Take the day off and relax

Enjoy this movie. Nothing to do with you or birthday, but still funny 

http://www.youtube.com/watch?v=2y_-vsHvPBE


----------



## Lefty (Sep 21, 2011)

Happy Birthday, Bear!
Try not to work 16 hours today...it is your day after all!


----------



## Dave Martell (Sep 21, 2011)

Happy Birthday Pierre!

:hbday:


----------



## WildBoar (Sep 21, 2011)

Happy Birthday, Pierre!


----------



## tk59 (Sep 21, 2011)

Happy birthday, Pierre.


----------



## Vertigo (Sep 21, 2011)

Happy birthday, B-Blade! Get buzzed, get drunk, get crunk, get... well, you know the rest (and should be halfway there by now anyways!)


----------



## Pensacola Tiger (Sep 21, 2011)

Happy Birthday, Bear! Enjoy your day.


----------



## kalaeb (Sep 21, 2011)

Best wishes on your b-day!


----------



## SpikeC (Sep 21, 2011)

Best Fishes and many hoppy returns!


----------



## mr drinky (Sep 21, 2011)

Happy B-Day.

k.


----------



## HHH Knives (Sep 21, 2011)

Happy Birthday Pierre.. Hope you had a great day!!


----------



## PierreRodrigue (Sep 21, 2011)

Thanks for the BDay wishes guys, its cool lately, I get to share them with my now 6 year old little girl, who was born within minuts of my birth time.

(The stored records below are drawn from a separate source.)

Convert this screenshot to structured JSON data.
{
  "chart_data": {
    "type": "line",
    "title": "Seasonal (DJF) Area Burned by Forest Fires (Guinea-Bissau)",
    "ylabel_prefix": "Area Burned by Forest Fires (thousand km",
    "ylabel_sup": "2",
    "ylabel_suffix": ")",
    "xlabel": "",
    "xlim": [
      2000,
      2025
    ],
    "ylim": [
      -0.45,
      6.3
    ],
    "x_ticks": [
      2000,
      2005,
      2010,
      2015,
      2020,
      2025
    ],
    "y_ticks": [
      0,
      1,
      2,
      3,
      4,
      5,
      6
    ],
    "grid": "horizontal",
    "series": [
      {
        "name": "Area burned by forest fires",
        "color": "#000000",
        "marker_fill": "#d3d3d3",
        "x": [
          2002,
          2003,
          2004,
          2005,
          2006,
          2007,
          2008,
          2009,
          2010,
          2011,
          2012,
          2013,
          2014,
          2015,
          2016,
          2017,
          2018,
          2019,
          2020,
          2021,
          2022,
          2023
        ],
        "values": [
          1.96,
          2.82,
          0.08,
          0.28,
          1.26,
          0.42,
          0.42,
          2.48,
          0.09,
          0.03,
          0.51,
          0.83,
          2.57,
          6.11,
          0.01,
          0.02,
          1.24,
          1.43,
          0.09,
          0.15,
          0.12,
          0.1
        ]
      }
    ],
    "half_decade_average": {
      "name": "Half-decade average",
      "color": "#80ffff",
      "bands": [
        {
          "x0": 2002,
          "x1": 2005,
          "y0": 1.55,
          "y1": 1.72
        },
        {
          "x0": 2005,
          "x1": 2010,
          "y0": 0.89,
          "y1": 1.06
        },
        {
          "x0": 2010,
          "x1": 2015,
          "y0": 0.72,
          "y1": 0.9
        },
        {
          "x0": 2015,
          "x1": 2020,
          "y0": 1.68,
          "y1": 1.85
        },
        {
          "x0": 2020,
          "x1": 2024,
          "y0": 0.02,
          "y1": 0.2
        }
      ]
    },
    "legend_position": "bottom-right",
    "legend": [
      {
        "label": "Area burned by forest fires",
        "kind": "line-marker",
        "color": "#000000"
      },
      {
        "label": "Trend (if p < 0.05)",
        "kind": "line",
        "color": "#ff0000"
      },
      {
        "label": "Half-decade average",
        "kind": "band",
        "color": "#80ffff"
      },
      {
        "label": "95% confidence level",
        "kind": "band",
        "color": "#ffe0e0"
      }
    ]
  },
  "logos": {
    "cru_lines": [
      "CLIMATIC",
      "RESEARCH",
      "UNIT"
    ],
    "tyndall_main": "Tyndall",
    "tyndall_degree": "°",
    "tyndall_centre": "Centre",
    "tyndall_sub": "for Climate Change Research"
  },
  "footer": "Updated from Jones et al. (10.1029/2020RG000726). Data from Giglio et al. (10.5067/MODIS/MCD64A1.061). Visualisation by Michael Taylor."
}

Little squirt, she is a bigger attention hog than me!!


----------



## Lefty (Sep 21, 2011)

Well, in that case, happy birthday Little Bear!


----------



## SpikeC (Sep 21, 2011)

Bearette?


----------



## Customfan (Sep 21, 2011)

:hbday:

Happy B'Day Pierre!! 

And many... many more!!


----------



## markk (Sep 21, 2011)

all the best on your Bday


----------



## Eamon Burke (Sep 21, 2011)

Happy birthday! You are a talented guy!

Tell your wife to get you a Boardsmith Board already.


----------



## Burl Source (Sep 21, 2011)

Happy Birthday Pierre.


----------



## sachem allison (Sep 22, 2011)

happy birthday to papa bear and little bear!


----------



## JohnnyChance (Sep 22, 2011)

Happy Bday Pierre!


----------